I have modified s6-overlay-suexec so it should do the right thing even in the case of --userns host. Closing this; please reopen if it's still not working for you once 3.1.0.0 is out, or earlier if you happen to build from the latest source.

hasan4791 commented 1 year ago

@skarnet Where can i find more information about this comment, especially "services drop their root privileges in the run script". Lets say, in my container I've a user "abc" and would like to perform some init stuffs as "root" and run the main service as user "abc" with limited privileges. Also does the user will also have all the capabilities of the container?

Normally, in a multiprocess container, the container is run with its entrypoint running as root, then the init system performs privilege separation and runs every subservice under a different uid. That's how s6 operates traditionally; that's what s6-overlay tries to recreate; s6 is secure enough that the supervision tree can run as root, provided that services drop their root privileges in the run script. It works and nobody has ever complained about it.

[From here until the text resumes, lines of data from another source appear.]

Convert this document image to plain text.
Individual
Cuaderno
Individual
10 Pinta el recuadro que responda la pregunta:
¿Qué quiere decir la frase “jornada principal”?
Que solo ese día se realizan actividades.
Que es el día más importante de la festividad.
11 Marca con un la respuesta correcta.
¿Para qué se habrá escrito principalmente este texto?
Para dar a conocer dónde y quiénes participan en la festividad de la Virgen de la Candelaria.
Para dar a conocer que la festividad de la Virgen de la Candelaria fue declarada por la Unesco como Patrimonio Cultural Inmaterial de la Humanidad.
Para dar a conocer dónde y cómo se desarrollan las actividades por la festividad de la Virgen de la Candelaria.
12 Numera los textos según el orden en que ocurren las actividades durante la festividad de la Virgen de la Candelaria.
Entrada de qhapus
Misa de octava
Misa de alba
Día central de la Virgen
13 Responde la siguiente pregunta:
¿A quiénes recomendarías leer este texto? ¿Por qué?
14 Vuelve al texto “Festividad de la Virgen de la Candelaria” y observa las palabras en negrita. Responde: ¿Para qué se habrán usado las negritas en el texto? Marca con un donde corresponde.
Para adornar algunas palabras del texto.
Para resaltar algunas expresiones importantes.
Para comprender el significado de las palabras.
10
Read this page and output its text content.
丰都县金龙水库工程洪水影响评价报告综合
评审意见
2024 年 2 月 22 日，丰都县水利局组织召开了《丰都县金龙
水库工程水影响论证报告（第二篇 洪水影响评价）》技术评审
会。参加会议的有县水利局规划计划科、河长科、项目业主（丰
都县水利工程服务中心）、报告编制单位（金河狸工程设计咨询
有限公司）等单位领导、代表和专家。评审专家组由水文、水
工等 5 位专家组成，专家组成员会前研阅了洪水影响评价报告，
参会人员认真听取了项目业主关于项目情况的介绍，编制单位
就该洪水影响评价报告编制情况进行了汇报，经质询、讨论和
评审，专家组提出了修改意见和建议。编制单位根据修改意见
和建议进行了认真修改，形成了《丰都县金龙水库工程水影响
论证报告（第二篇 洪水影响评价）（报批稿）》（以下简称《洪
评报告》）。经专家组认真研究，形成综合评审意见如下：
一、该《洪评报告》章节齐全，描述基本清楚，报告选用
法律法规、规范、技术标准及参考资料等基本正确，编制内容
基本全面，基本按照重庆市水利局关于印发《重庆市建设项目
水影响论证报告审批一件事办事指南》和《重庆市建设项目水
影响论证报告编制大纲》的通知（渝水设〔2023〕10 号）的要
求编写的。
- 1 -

skarnet commented 1 year ago

If the command running your main service is foo, then use s6-setuidgid abc foo instead, and foo will run as user abc. Don't change anything else, so your init is still performed as root.

User abc will keep having access to the whole container, except, obviously, what can only be done by root. So, for instance, if it needs to write files to a directory dir, you should ensure that dir belongs to abc beforehand.